J’ai visité l’exposition sur l’œuvre du photographe américain Richard Avedon (jusqu’au 28 septembre au Jeu de Paume à Paris, métro Concorde). Avedon est très connu pour ses photos de mode qui ont sorti les top models de leur univers figé en leur donnant du mouvement et de la fantaisie. Mais cet homme beau et tourmenté a exploré d’autres milieux : celui des artistes, des écrivains, des hommes politiques et, pour une commande, l’Ouest américain où il a photographié des mineurs, des ouvriers, des barmaid, des SDF, bref des anonymes, avec la même méthode que les mannequins : fond blanc, gros plans et mise en condition du sujet.
En comparant ces portraits, je me disais que les deux plus terribles inégalités qui séparent les riches et les pauvres sont d’une part l’espérance de vie, d’autre part l’expression du regard, tant celle des intellectuels et artistes reflétait de passion ou de malice, alors que celle des pauvres reflétait la tristesse et l’impuissance face à leur destin. Ces photos d’inconnus de l’Ouest américain ont d’ailleurs fait scandale tant elles ont mis l’Amérique face à sa misère sociale. Certains des sujets photographiés ont réagi violemment, l’un en changeant immédiatement de métier, l’autre, belle et dynamique jeune fille, bien différente de celle qui apparaît sur la photo, en apostrophant Richard Avedon : « Ca ne me ressemble pas, ce n’est pas moi du tout ». Réflexion qu’on se fait souvent en se voyant soi-même en photo. A laquelle Avedon répond avec superbe : "Un portrait n'est pas une ressemblance. A partir du moment où une émotion ou un fait devient photographie, ce n'est plus un fait mais une opinion. La notion d'inexactitude n'existe pas pour un photographe. Toutes les photographies sont exactes ; aucune n'est vraie."

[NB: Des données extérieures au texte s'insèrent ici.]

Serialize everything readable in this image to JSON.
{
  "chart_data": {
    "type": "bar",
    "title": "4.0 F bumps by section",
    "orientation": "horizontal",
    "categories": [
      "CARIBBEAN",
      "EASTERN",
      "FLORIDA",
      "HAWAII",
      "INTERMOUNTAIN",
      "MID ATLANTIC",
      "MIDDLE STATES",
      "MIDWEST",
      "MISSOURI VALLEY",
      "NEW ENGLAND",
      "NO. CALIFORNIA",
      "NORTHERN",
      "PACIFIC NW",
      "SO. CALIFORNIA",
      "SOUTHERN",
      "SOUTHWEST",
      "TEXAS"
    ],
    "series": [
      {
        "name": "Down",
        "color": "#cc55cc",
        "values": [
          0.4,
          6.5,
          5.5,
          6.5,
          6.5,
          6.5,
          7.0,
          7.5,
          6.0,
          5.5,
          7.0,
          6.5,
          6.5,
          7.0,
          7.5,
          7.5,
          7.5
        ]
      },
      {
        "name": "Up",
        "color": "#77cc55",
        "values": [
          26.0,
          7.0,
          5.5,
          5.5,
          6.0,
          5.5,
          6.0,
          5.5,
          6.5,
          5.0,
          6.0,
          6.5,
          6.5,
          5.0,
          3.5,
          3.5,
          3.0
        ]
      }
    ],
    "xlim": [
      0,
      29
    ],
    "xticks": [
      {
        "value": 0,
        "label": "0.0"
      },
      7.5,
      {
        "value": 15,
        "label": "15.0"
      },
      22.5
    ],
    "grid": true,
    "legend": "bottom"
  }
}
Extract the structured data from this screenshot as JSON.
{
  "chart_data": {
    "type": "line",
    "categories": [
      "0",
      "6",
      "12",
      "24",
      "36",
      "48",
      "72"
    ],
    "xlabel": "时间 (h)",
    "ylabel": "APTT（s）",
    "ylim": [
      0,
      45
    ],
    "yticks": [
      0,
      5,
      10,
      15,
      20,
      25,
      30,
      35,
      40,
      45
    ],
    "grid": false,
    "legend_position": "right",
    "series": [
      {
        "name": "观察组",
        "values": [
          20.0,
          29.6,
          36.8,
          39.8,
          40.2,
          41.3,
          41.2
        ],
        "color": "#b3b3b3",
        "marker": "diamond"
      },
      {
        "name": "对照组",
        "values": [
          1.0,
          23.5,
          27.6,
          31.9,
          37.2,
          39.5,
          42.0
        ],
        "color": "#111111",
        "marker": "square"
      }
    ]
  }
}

Ce qui intéresse l’artiste, ce sont les contradictions et les paradoxes que chacun s'acharne à enfouir. Ainsi a-t-il saisi la fêlure de Marylin Monroe. Il raconte dans le film qui complète l’exposition[1] que l’actrice lui a d’abord fait un « numéro de Marylin », puis, épuisée par sa prestation, a eu soudain cette expression de lassitude qui transparaît dans la photo et laisse entrevoir la fin tragique de la jeune femme.
La photo, en somme, serait la conjugaison de l’émotion du sujet et du pouvoir du photographe. Mais il y a plus. Je suis allée voir cette exposition avec un ami, qui n’a pas perçu la tristesse des anonymes comme je l’ai ressentie. Il les a trouvé plus rustiques et brutaux que malheureux… J’ai une sensibilité politique plus sociale que la sienne.
La photo, que l’on croit objective à travers l’objectif, dépend donc de trois regards subjectifs : ceux du modèle, du photographe et du spectateur. Qui dit subjectif dit émotionnel. C’est peut-être pourquoi notre époque abreuvée d’images beaucoup plus que de mots ou de réflexion sombre dans le culte de l’émotionnel et de la réactivité à court terme.
[1] A voir absolument : le narcissisme exacerbé de Avedon dissimule, lui aussi une fêlure, celle des rapports avec son père, juif d’origine russe, dont il ne s’est pas senti aimé.